Gowin o zmianach konstytucji: Chcemy wpisać rozdział o relacjach Polski z UE

Rząd chce też wyłączyć finansowanie obronności z progów wydatkowych oraz dodatkowo opodatkować firmy, które pozostają w Rosji. Do zmiany konstytucji potrzeba w Sejmie większości dwóch trzecich głosów w obecności co najmniej połowy ustawowej liczby posłów. Nie da się więc tego przeforsować bez głosów opozycji. PiS może liczyć tylko na około 233–235 głosów.

Zgodnie z zapowiedziami polityków PiS w tym tygodniu projekt zmian zostanie „doszlifowany”.

Propozycja bez szczegółów

Politycy różnych partii opozycyjnych byli w miarę zgodni, jeśli chodzi o ocenę spotkania i nowego pomysłu PiS. – Propozycje rządu na spotkaniu zostały zaprezentowane na dużym poziomie ogólności. Aby rozmawiać o tak fundamentalnych sprawach, trzeba rozmawiać o konkretach. Na spotkaniu nie osiągnięto ponadpartyjnych uzgodnień – powiedział w poniedziałek lider Partii Razem Adrian Zandberg. – Zmiana konstytucji to pułapka zastawiona w tym dramatycznym czasie wojny – wtórował mu współprzewodniczący Nowej Lewicy Robert Biedroń.

Zmiana konstytucji nie może być traktowana przez rządzących jako kolejne PR-owskie złoto

Borys Budka, szef klubu PO

Jak relacjonują politycy opozycji, w trakcie spotkania doszło do wymiany zdań między prezesem PiS Jarosławem Kaczyńskim a jednym z legislatorów z RCL w sprawie możliwych rozwiązań prawnych dotyczących kwestii własnościowych. Jak słyszymy od uczestników, nie budowało to wrażenia, że PiS jest przygotowany do rozmów. – Wręcz przeciwnie – ironizuje jeden z naszych informatorów.

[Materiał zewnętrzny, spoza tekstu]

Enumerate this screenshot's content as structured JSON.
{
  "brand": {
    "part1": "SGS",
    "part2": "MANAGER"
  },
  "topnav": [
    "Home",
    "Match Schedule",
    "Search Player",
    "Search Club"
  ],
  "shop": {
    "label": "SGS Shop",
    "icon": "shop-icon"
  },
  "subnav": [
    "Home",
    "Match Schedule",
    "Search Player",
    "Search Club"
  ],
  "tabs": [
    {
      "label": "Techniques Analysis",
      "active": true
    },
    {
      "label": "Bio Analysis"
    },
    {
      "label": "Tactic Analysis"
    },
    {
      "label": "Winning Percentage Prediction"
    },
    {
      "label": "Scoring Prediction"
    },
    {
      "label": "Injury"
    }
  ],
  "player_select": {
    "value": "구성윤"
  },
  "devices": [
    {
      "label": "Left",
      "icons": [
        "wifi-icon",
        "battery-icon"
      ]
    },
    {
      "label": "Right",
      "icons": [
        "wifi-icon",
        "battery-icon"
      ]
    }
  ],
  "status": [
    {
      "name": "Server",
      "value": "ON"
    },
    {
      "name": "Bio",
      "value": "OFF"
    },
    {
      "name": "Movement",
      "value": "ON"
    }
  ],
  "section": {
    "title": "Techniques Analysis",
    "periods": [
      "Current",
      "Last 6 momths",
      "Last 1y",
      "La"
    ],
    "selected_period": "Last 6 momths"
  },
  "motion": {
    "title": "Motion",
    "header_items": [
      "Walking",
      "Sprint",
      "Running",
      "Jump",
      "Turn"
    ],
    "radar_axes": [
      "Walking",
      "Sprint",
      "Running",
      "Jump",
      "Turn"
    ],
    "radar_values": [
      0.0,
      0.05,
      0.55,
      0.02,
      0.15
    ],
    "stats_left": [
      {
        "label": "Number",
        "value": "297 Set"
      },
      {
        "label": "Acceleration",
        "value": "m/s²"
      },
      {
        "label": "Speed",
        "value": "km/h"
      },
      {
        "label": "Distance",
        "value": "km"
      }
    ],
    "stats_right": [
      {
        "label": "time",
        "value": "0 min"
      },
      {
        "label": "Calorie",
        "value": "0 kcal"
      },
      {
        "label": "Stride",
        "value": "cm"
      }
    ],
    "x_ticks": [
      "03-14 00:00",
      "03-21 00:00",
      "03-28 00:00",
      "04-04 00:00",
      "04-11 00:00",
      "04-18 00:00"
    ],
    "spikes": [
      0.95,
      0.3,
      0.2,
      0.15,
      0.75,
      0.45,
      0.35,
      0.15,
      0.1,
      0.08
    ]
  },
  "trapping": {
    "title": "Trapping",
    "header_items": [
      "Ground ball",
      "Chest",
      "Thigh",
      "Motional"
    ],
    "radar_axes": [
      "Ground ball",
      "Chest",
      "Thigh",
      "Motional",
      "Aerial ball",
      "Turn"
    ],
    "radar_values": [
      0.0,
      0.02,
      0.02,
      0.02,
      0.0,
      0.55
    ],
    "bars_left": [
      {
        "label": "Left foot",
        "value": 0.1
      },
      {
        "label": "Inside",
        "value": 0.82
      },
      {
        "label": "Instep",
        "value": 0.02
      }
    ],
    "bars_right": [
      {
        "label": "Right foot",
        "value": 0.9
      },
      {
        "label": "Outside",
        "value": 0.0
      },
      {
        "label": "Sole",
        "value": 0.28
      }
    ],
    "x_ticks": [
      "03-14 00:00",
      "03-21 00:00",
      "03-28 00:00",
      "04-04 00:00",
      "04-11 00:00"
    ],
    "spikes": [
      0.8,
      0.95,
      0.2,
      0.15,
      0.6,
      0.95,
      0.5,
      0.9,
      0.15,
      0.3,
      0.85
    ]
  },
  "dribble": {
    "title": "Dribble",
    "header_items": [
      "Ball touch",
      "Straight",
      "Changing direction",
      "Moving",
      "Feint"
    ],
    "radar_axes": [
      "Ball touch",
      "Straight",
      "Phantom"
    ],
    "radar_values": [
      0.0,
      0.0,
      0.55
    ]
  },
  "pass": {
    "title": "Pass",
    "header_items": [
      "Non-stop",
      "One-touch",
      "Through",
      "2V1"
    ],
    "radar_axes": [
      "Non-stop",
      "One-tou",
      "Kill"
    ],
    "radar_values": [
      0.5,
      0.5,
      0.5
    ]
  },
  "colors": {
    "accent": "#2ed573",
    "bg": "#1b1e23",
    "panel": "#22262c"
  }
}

Przed opozycją decyzja dotycząca dalszego działania. – Nie zaprezentowano niczego na piśmie. Jest to niezbędne, by poważnie rozmawiać w poważnej sytuacji na tak poważny temat. Zmiana konstytucji nie może być traktowana przez rządzących jako kolejne PR-owskie złoto. Pytanie o poparcie tych zmian może paść tylko wtedy, gdy zostanie przedstawiony konkretny i ścisły zapis ustawowy. A nie na podstawie dywagacji polityków PiS – mówi „Rzeczpospolitej” Borys Budka, szef Klubu Parlamentarnego KO. – W ubiegłym tygodniu w pełnej zgodzie przyjęliśmy ustawę o obronie ojczyzny. Wówczas PiS nie zająknął się o tym, że aby dozbroić armię, potrzebne są zmiany konstytucji. Tak samo nie trzeba zmiany konstytucji, by już teraz zamrozić aktywa rosyjskich oligarchów – podkreśla Budka.

Czytaj więcej

PiS chce zmian w konstytucji. „Ale jak coś robili, to się nią nie przejmowali. To teraz nie chcą nic robić?”

O spotkanie i propozycję zmiany ustawy zasadniczej zaprezentowaną przez rząd zapytaliśmy też przedstawicieli ruchu Szymona Hołowni. – Podchodzimy poważnie do każdej propozycji rozmów i chcielibyśmy być traktowani tak samo. Tymczasem w trakcie tego spotkania rzecznik rządu ogłosił propozycje, o których mieliśmy dyskutować. To mało poważne. Co więcej, okazuje się, że ustawa o obronie ojczyzny nie jest policzona przez rząd. Nagle rząd po uchwaleniu ustawy mówi o zmianie konstytucji w zakresie progów zadłużenia, czyli dość istotnej kwestii – mówi nam posłanka Hanna Gill-Piątek z ruchu Hołowni.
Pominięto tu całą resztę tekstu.